AI tools are about to suck for most of us

ByɖʀɛǟApr 30, 2026

AI tools are something I use daily. I am not an "AI power user" but more of an "AI-tools-make-me-a-bit-more-productive" kind of person. Personally and professionally I use AI tools like Claude and Gemini regularly for personal and work-related research, drafting, and summarizing information. Questions I used to drop into Google search are now dropped into AI tools. And I use AI tools to help analyze information, draft written work, and summarize information.

All this to say, my AI tool usage pretty mundane; I'm less "AI power user" and more "AI forward." I don't see AI as a replacement for much of what I do, but rather a tool that has changed how I work, similar to change search engines brought about in the late 90s. With each passing day my workflow grows more dependent on these tools.

And that is why I am very worried about what is clearly starting to happen.

In the era of VC funding and enshittification, we should know by now that all good things eventually come to an end. And that is what's about to happen with AI tools. I can smell it.

AI companies have hooked a lot of people like me with free and low-cost tiers, but this just isn't sustainable given the cost of operating these tools, and this means that people like myself are about to get screwed.

The AI products are getting noticeably worse. Recently, Claude has gone wild banning accounts that, they claim, violate their terms of service (although the number of people on Reddit reporting that they did nothing to violate the TOS is growing). Users on social media regularly discuss how the latest model of whatever tool is actually worse than the previous one.
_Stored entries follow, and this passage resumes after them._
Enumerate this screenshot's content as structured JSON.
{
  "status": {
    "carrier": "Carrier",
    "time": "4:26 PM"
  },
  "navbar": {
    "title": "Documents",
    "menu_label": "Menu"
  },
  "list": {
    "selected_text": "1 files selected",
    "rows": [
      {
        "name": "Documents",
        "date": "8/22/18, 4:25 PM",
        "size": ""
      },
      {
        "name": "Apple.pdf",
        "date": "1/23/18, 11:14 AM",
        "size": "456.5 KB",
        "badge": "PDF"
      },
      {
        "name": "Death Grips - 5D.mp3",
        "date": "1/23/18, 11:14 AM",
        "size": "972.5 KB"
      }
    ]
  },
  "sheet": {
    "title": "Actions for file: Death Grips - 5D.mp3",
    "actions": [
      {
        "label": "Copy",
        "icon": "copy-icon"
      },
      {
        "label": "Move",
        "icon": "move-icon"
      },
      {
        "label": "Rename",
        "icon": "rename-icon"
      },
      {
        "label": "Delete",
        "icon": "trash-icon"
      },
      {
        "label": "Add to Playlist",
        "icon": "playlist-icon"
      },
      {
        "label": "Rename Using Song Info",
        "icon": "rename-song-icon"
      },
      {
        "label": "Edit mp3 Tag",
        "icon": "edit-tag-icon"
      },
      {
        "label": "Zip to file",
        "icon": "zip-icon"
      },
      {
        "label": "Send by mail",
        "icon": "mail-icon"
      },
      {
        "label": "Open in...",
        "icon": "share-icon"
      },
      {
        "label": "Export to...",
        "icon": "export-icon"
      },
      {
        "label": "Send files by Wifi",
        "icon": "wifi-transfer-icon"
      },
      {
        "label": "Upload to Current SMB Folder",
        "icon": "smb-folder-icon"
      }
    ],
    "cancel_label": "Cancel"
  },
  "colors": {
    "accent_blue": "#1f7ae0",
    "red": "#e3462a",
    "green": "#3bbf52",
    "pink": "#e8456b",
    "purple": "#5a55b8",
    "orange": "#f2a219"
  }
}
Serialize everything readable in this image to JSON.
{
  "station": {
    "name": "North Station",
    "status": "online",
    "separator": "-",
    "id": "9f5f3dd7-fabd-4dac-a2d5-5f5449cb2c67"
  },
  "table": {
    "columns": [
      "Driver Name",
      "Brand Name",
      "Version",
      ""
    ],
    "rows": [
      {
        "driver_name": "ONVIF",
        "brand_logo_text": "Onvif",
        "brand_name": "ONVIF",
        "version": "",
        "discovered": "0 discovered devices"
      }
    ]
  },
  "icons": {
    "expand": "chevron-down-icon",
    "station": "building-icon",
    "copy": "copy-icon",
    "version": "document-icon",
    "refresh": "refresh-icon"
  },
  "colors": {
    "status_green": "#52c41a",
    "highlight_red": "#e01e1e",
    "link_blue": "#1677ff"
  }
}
I use both Claude and Gemini and the last few months have seen multiple outages, running up against usage limits with very little use, and other quality issues.
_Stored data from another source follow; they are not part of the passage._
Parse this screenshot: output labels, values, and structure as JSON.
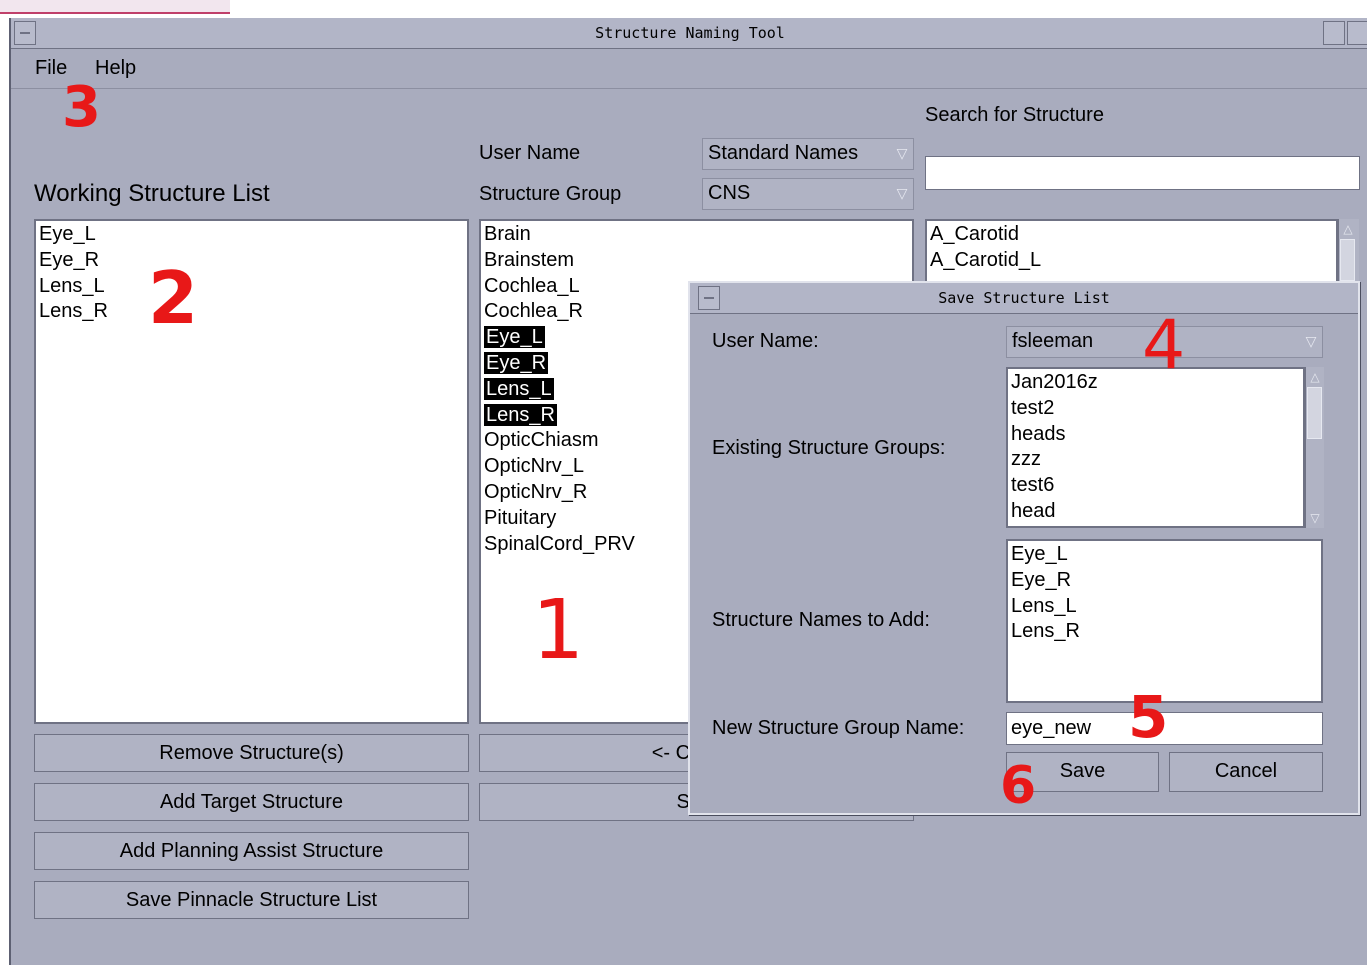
{
  "window": {
    "title": "Structure Naming Tool"
  },
  "menu": {
    "file": "File",
    "help": "Help"
  },
  "left": {
    "heading": "Working Structure List",
    "items": [
      "Eye_L",
      "Eye_R",
      "Lens_L",
      "Lens_R"
    ],
    "buttons": [
      "Remove Structure(s)",
      "Add Target Structure",
      "Add Planning Assist Structure",
      "Save Pinnacle Structure List"
    ]
  },
  "middle": {
    "user_name_label": "User Name",
    "user_name_value": "Standard Names",
    "group_label": "Structure Group",
    "group_value": "CNS",
    "items": [
      {
        "label": "Brain",
        "selected": false
      },
      {
        "label": "Brainstem",
        "selected": false
      },
      {
        "label": "Cochlea_L",
        "selected": false
      },
      {
        "label": "Cochlea_R",
        "selected": false
      },
      {
        "label": "Eye_L",
        "selected": true
      },
      {
        "label": "Eye_R",
        "selected": true
      },
      {
        "label": "Lens_L",
        "selected": true
      },
      {
        "label": "Lens_R",
        "selected": true
      },
      {
        "label": "OpticChiasm",
        "selected": false
      },
      {
        "label": "OpticNrv_L",
        "selected": false
      },
      {
        "label": "OpticNrv_R",
        "selected": false
      },
      {
        "label": "Pituitary",
        "selected": false
      },
      {
        "label": "SpinalCord_PRV",
        "selected": false
      }
    ],
    "copy_button": "<- Copy S",
    "select_button": "Sele"
  },
  "right": {
    "search_label": "Search for Structure",
    "search_value": "",
    "items": [
      "A_Carotid",
      "A_Carotid_L"
    ]
  },
  "dialog": {
    "title": "Save Structure List",
    "user_name_label": "User Name:",
    "user_name_value": "fsleeman",
    "existing_label": "Existing Structure Groups:",
    "existing_items": [
      "Jan2016z",
      "test2",
      "heads",
      "zzz",
      "test6",
      "head"
    ],
    "names_label": "Structure Names to Add:",
    "names_items": [
      "Eye_L",
      "Eye_R",
      "Lens_L",
      "Lens_R"
    ],
    "new_group_label": "New Structure Group Name:",
    "new_group_value": "eye_new",
    "save": "Save",
    "cancel": "Cancel"
  },
  "annotations": [
    "3",
    "2",
    "1",
    "4",
    "5",
    "6"
  ]
}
It is clear that offering relatively cheap $20/month "pro" plans is not a sustainable business model. Hell, even the "max" plans that run $100 or $200 a month probably aren't enough to make up the losses these companies are facing.

So where does this leave the average consumer? Most people can't afford a monthly AI bill equivalent to a car payment. Even some companies might soon find that enterprise solutions are unaffordable and not worth the money. Do the AI companies stop trying to out-develop one another and focus on making their current tools scalable and affordable? Unlikely.

This field is too new to know where we are headed. ChatGPT was first released in November 2022, so we are still really early in this consumer-facing AI space.